Sir Keir Starmer has promised Labour will never again go into an election without a “serious plan for government”, in his conference speech.
He received a standing ovation following the 89-minute address, but was heckled by some left-wingers.
Sir Keir told them politics was about “changing lives” not “shouting slogans”, to cheers from delegates.
He unveiled a plan to cut household bills by upgrading the energy efficiency of 19 million English homes.
Sir Keir also promised more teachers and shorter waiting times for mental health treatment.
The Labour conference in Brighton has been dominated by rows between the leadership and left-wingers, including supporters of his predecessor Jeremy Corbyn.
But Sir Keir urged activists to come together to beat the Conservatives, at a time when energy bills are rising, petrol supplies are running short and the economy is recovering from the pandemic.
“These are big issues, but our politics is so small,” he told delegates. “So our politics needs to grow to meet the scale of the challenge.”
The speech was Sir Keir’s first chance to address a full Labour conference since become party leader 17 months ago, as last year’s event was held largely online because of Covid.
Addressing a packed auditorium at the Brighton Centre, he said he would “not stand for the record levels of knife crime that we have in this country today” and called Labour a party of “patriots”.
He spoke at length about his background, focusing on his previous career as a human rights lawyer and his mother’s years of suffering from Still’s disease, a form of inflammatory arthritis which severely restricts mobility.
He contrasted his life with that of Prime Minister Boris Johnson, whom he described as a “trickster”, a “trivial man” and a “showman with nothing left to show”.
With Labour having lost four general elections in a row, the last one by the biggest margin since the 1930s, Sir Keir attempted to distance himself from the policies of Mr Corbyn.
While he did not mention his predecessor by name, he said: “We will never under my leadership go into an election with a manifesto that is not a serious plan for government.
“It will not take another election defeat for the Labour Party to become an alternative government in which you can trust.”
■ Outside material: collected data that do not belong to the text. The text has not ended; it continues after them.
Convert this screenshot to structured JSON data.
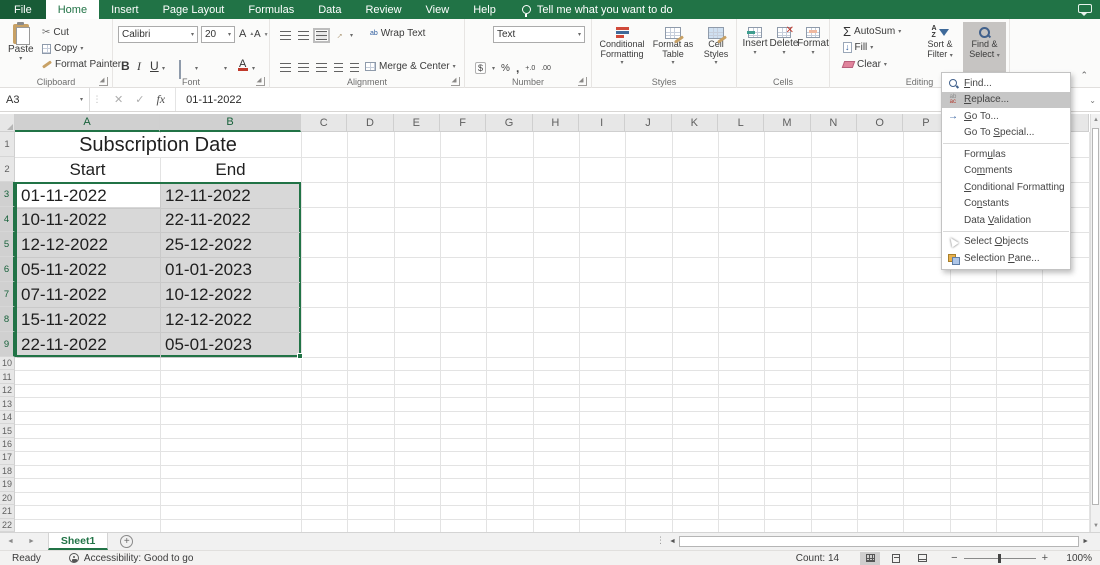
{
  "colors": {
    "excel_green": "#217346",
    "selection_fill": "#d8d8d8",
    "menu_highlight": "#c6c6c6"
  },
  "icons": {
    "chevron_down": "▾",
    "up_arrow": "▲",
    "down_arrow": "▼",
    "left_arrow": "◄",
    "right_arrow": "►",
    "check": "✓",
    "cancel": "✕",
    "scissors": "✂",
    "sigma": "Σ",
    "fill_arrow": "↓",
    "percent": "%",
    "comma": ",",
    "dollar": "$",
    "inc_decimal": "+.0",
    "dec_decimal": ".00",
    "goto_arrow": "→",
    "wrap_ab": "ab",
    "orient_arrow": "→",
    "ellipsis": "⋮",
    "collapse_chevron": "⌃",
    "expand_chevron": "⌄",
    "plus": "+",
    "minus": "−",
    "sort_a": "A",
    "sort_z": "Z",
    "replace_ab": "ab",
    "replace_ac": "ac"
  },
  "titlebar": {
    "tabs": [
      "File",
      "Home",
      "Insert",
      "Page Layout",
      "Formulas",
      "Data",
      "Review",
      "View",
      "Help"
    ],
    "tell_me": "Tell me what you want to do"
  },
  "ribbon": {
    "clipboard": {
      "label": "Clipboard",
      "paste": "Paste",
      "cut": "Cut",
      "copy": "Copy",
      "format_painter": "Format Painter"
    },
    "font": {
      "label": "Font",
      "name": "Calibri",
      "size": "20",
      "bold": "B",
      "italic": "I",
      "underline": "U",
      "grow": "A",
      "shrink": "A",
      "color_a": "A"
    },
    "alignment": {
      "label": "Alignment",
      "wrap": "Wrap Text",
      "merge": "Merge & Center"
    },
    "number": {
      "label": "Number",
      "format": "Text"
    },
    "styles": {
      "label": "Styles",
      "conditional": "Conditional Formatting",
      "format_table": "Format as Table",
      "cell_styles": "Cell Styles"
    },
    "cells": {
      "label": "Cells",
      "insert": "Insert",
      "delete": "Delete",
      "format": "Format"
    },
    "editing": {
      "label": "Editing",
      "autosum": "AutoSum",
      "fill": "Fill",
      "clear": "Clear",
      "sort_filter_1": "Sort &",
      "sort_filter_2": "Filter",
      "find_select_1": "Find &",
      "find_select_2": "Select"
    }
  },
  "formula_bar": {
    "name_box": "A3",
    "fx_label": "fx",
    "value": "01-11-2022"
  },
  "menu": {
    "items": [
      {
        "name": "find",
        "icon": "find",
        "pre": "",
        "key": "F",
        "post": "ind...",
        "highlighted": false,
        "separator_after": false
      },
      {
        "name": "replace",
        "icon": "replace",
        "pre": "",
        "key": "R",
        "post": "eplace...",
        "highlighted": true,
        "separator_after": false
      },
      {
        "name": "go-to",
        "icon": "goto",
        "pre": "",
        "key": "G",
        "post": "o To...",
        "highlighted": false,
        "separator_after": false
      },
      {
        "name": "go-to-special",
        "icon": "",
        "pre": "Go To ",
        "key": "S",
        "post": "pecial...",
        "highlighted": false,
        "separator_after": true
      },
      {
        "name": "formulas",
        "icon": "",
        "pre": "Form",
        "key": "u",
        "post": "las",
        "highlighted": false,
        "separator_after": false
      },
      {
        "name": "comments",
        "icon": "",
        "pre": "Co",
        "key": "m",
        "post": "ments",
        "highlighted": false,
        "separator_after": false
      },
      {
        "name": "conditional-formatting",
        "icon": "",
        "pre": "",
        "key": "C",
        "post": "onditional Formatting",
        "highlighted": false,
        "separator_after": false
      },
      {
        "name": "constants",
        "icon": "",
        "pre": "Co",
        "key": "n",
        "post": "stants",
        "highlighted": false,
        "separator_after": false
      },
      {
        "name": "data-validation",
        "icon": "",
        "pre": "Data ",
        "key": "V",
        "post": "alidation",
        "highlighted": false,
        "separator_after": true
      },
      {
        "name": "select-objects",
        "icon": "pointer",
        "pre": "Select ",
        "key": "O",
        "post": "bjects",
        "highlighted": false,
        "separator_after": false
      },
      {
        "name": "selection-pane",
        "icon": "pane",
        "pre": "Selection ",
        "key": "P",
        "post": "ane...",
        "highlighted": false,
        "separator_after": false
      }
    ]
  },
  "grid": {
    "columns": [
      "A",
      "B",
      "C",
      "D",
      "E",
      "F",
      "G",
      "H",
      "I",
      "J",
      "K",
      "L",
      "M",
      "N",
      "O",
      "P"
    ],
    "rows": [
      "1",
      "2",
      "3",
      "4",
      "5",
      "6",
      "7",
      "8",
      "9",
      "10",
      "11",
      "12",
      "13",
      "14",
      "15",
      "16",
      "17",
      "18",
      "19",
      "20",
      "21",
      "22"
    ],
    "selection": {
      "range": "A3:B9",
      "active_cell": "A3",
      "selected_columns": [
        "A",
        "B"
      ],
      "selected_rows": [
        "3",
        "4",
        "5",
        "6",
        "7",
        "8",
        "9"
      ]
    },
    "title": "Subscription Date",
    "column_titles": [
      "Start",
      "End"
    ],
    "data": [
      [
        "01-11-2022",
        "12-11-2022"
      ],
      [
        "10-11-2022",
        "22-11-2022"
      ],
      [
        "12-12-2022",
        "25-12-2022"
      ],
      [
        "05-11-2022",
        "01-01-2023"
      ],
      [
        "07-11-2022",
        "10-12-2022"
      ],
      [
        "15-11-2022",
        "12-12-2022"
      ],
      [
        "22-11-2022",
        "05-01-2023"
      ]
    ]
  },
  "sheet_bar": {
    "tab": "Sheet1"
  },
  "status_bar": {
    "ready": "Ready",
    "accessibility": "Accessibility: Good to go",
    "count": "Count: 14",
    "zoom_level": "100%"
  }
}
At the start of his speech Sir Keir was repeatedly shouted at by one woman in the audience, but replied: “I normally get heckled by the Tories at this time of the week, so this doesn’t bother me.”
Moving on to policies, he announced that a Labour government would upgrade 19 million homes so that they reach a minimum “Band-C” energy efficiency level, providing grants for low-income households to achieve this and low-interest loans for others.
The changes would include better insulation, double glazing and new heating systems, saving households £400 a year in bills on average, he promised.
Other pledges in the speech included:
- Providing mental treatment within a month for all people in England who require it
- Creating 8,500 more specialist mental health staff, providing an extra million people a year with help
- Training “thousands” of extra teachers in England – his aides did not provide a more specific figure
- Reforming the inspection body Ofsted to focus more on improving struggling schools
“I can see the ways in which we can remake this nation and that’s what we get to do when we win,” Sir Keir said.
“So let’s get totally serious about this – we can win the next election.”
Sir Keir’s speech ended a five-day conference which saw him get backing for changes to the way the party elects its leaders, against fierce opposition from the left, who feel they are being marginalised.
On Monday, shadow employment secretary Andy McDonald quit Labour’s front bench, saying he had been ordered to argue against raising the minimum wage to £15 an hour.
The next day, the conference backed a motion calling for this to be party policy, although this is not binding on the leadership.
And delegates voted in favour of nationalising the UK’s energy industry, despite Sir Keir ruling this out.
The leader also angered the left when he pushed through changes to the way Labour elects its leaders, including candidates needing the support of 20% of MPs – rather than the previous 10% – before they can run for the leadership.